What Is The Boys About?
The Boys is set in a world where superheroes are not only real but also corporate-backed narcissists, perverts, and drug addicts. We begin by entering the world of Jack Quaid’s character Hughie, a man who worships superheroes from comics and from his real-world like any one of us. His rainbow coloured outlook is shattered when he becomes an unlucky victim of their unruly powers. The moment when Hughie realises their darker side for the first time through the actions of one of the supes is gruesome, to say the least. This incident eventually leads to Hughie meeting Billy Butcher (Karl Urban), a man with an odd English accent on a mission to take down these supes or Earth’s mightiest heroes.
Who Are The Supes?
Who are these might heroes or supes as they are called in the show? Well, they go by the name of The Seven – a gang of lawless but supremely powerful individuals including spotless All-American leader the Homelander (Antony Starr), Amazon warrior Queen Maeve (Dominique), super-fast A-Train (Jessie T Usher) and underwater hero The Deep (Chace Crawford). Wondering where you’ve heard the descriptions before? Obviously, you are right in making the comparison and that’s entirely the point as well. But unlike the sugar-coated versions of The Avengers or The Justice League, the members of the Seven are a part of a corporate superhero team that sells its services to the highest bidder. They even lobby for the government’s military contracts and cover up the crimes of its member by whatever means necessary (that includes killing politicians and shipping misbehaving heroes off to Ohio where they can’t do any damage).
The highly interesting aspect of the series is the colossus corporate giant called Vought that funds the Seven. Madelyn Stillwell is the woman leading the activities of Vought. Elisabeth Sue brings a great level of intensity to a role originally written to be a man in the comics.
Her character is cold and calculating. She might not have any powers, but with the Seven at the mercy of her orders she’s the most powerful person at Vought, if not the world, who can order a kill by just snapping her fingers.
What Does The Show Do Differently?
The Boys gets increasingly fascinating and engaging with regards to its exploration on the subject of superhero existence and its twisted effects on the worst parts of society. The shows takes a hard look at highly relevant topics like Christian existence and its campaign against homosexuality and abortion, and what happens when super-humans support their beliefs. It reflects the consequences of corporate corruption, workplace harassment, politics, and even military-industrial complex, which in the case of the show turn out to be disastrous.

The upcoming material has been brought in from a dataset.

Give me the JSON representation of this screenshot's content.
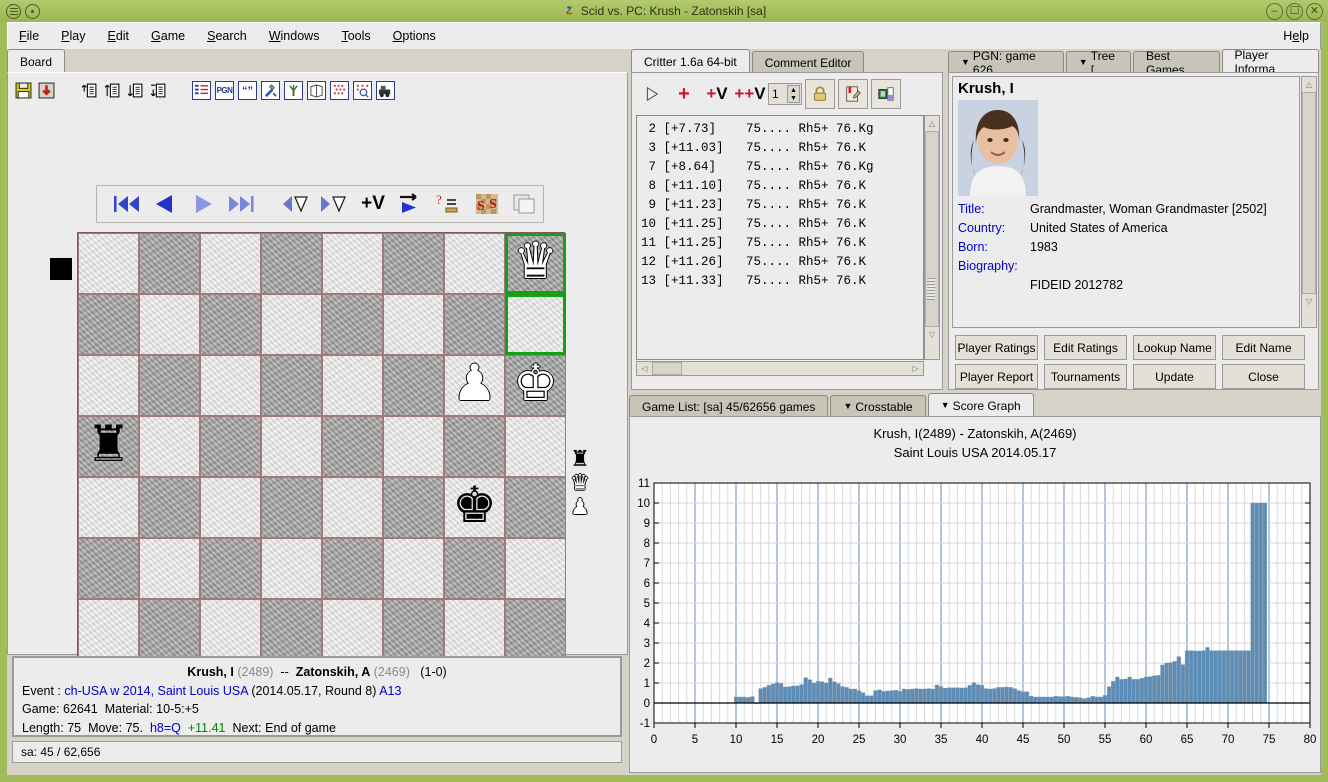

With that being said, the show does have its fair share of light and gentle moments, which usually come in the form of a budding romance between Hughie and new Seven recruit Starlight (Erin Moriarty). But for most parts, The Boys is unapologetically euphoric through spine-chilling murders and deaths, corporate manipulation, superhero sex (which can also turn violent), and some below-the-belt jokes aimed at The Deep, who is constantly made aware about how useless his fish-friendly powers are in the real world. The Boys also doesn’t shy away from creating uncomfortably hard-hitting scenarios to further establish their themes on abuse of power, and betrayal. The plane rescue scene involving Homelander particularly makes you uneasy establishing the chief of the supes as a terrifying antagonist. What’s brilliant is they use a scenario that many a films have used to establish the superhero as the ultimate saviour.
The Boys Is Here To Stay:
There is absolutely no denying the fact that superhero movies are here to stay. Marvel and DC will continue their quest for box office supremacy. But between the battle of the heavyweights, its great to see a show like The Boys throwing its weight around and making its presence felt. It successfully manages to throw light on our tendencies to blindly follow heroes, while forcing us to consider the consequences of their actions. Now if you think of it, Superman or Iron Man in the real world won’t really be a great idea.